- unfold p f g seed #!optional tail-genprocedure
unfold is best described by its basic recursion:
(unfold P F G SEED) = (if (P SEED) (TAIL-GEN SEED) (cons (F SEED) (unfold P F G (G SEED))))- P
- Determines when to stop unfolding.
- F
- Maps each seed value to the corresponding list element.
- G
- Maps each seed value to next seed value.
- SEED
- The "state" value for the unfold.
- TAIL-GEN
- Creates the tail of the list; defaults to (lambda (x) '())
In other words, we use G to generate a sequence of seed values
SEED, G(SEED), G^2(SEED), G^3(SEED), ...
These seed values are mapped to list elements by F, producing the elements of the result list in a left-to-right order. P says when to stop.
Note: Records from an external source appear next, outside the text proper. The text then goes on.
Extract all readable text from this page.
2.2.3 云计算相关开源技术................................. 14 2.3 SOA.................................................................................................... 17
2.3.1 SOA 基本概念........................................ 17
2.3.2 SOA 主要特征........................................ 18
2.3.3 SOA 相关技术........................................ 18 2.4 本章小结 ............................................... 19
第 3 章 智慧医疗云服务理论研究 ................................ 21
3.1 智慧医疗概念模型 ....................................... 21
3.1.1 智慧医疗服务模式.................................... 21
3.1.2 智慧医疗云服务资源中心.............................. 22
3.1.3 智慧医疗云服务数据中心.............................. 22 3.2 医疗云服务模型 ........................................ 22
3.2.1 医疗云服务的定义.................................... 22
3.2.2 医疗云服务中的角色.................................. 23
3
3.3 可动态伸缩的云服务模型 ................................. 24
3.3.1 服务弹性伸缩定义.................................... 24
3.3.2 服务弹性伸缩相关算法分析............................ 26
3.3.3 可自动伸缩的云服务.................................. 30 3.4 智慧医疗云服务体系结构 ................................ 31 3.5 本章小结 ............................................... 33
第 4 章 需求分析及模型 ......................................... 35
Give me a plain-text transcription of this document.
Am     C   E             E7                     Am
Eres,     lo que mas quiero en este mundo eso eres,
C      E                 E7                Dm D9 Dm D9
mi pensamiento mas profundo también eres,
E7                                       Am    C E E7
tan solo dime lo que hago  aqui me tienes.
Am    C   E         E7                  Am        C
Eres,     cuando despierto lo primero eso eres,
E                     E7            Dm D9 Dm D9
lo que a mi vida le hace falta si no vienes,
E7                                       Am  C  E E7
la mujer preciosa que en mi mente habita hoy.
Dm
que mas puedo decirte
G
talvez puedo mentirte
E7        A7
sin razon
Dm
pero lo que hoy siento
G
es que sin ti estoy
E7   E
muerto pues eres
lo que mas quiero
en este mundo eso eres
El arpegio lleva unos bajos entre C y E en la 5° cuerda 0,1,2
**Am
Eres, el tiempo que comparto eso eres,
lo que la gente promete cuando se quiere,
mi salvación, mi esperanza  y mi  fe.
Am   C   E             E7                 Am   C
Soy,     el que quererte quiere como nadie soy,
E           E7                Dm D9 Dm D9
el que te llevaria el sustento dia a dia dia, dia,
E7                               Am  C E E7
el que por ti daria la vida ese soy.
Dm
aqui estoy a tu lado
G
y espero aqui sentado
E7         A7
unfold is the fundamental recursive list constructor, just as fold-right is the fundamental recursive list consumer. While unfold may seem a bit abstract to novice functional programmers, it can be used in a number of ways:
;; List of squares: 1^2 ... 10^2 (unfold (lambda (x) (> x 10)) (lambda (x) (* x x)) (lambda (x) (+ x 1)) 1) (unfold null-list? car cdr lis) ; Copy a proper list. ;; Read current input port into a list of values. (unfold eof-object? values (lambda (x) (read)) (read)) ;; Copy a possibly non-proper list: (unfold not-pair? car cdr lis values) ;; Append HEAD onto TAIL: (unfold null-list? car cdr head (lambda (x) tail))Interested functional programmers may enjoy noting that fold-right and unfold are in some sense inverses. That is, given operations KNULL?, KAR, KDR, KONS, and KNIL satisfying
(KONS (KAR X) (KDR X)) = x and (KNULL? KNIL) = #t
then
(fold-right KONS KNIL (unfold KNULL? KAR KDR X)) = X
and
(unfold KNULL? KAR KDR (fold-right KONS KNIL X)) = X.
This combinator sometimes is called an "anamorphism;" when an explicit TAIL-GEN procedure is supplied, it is called an "apomorphism."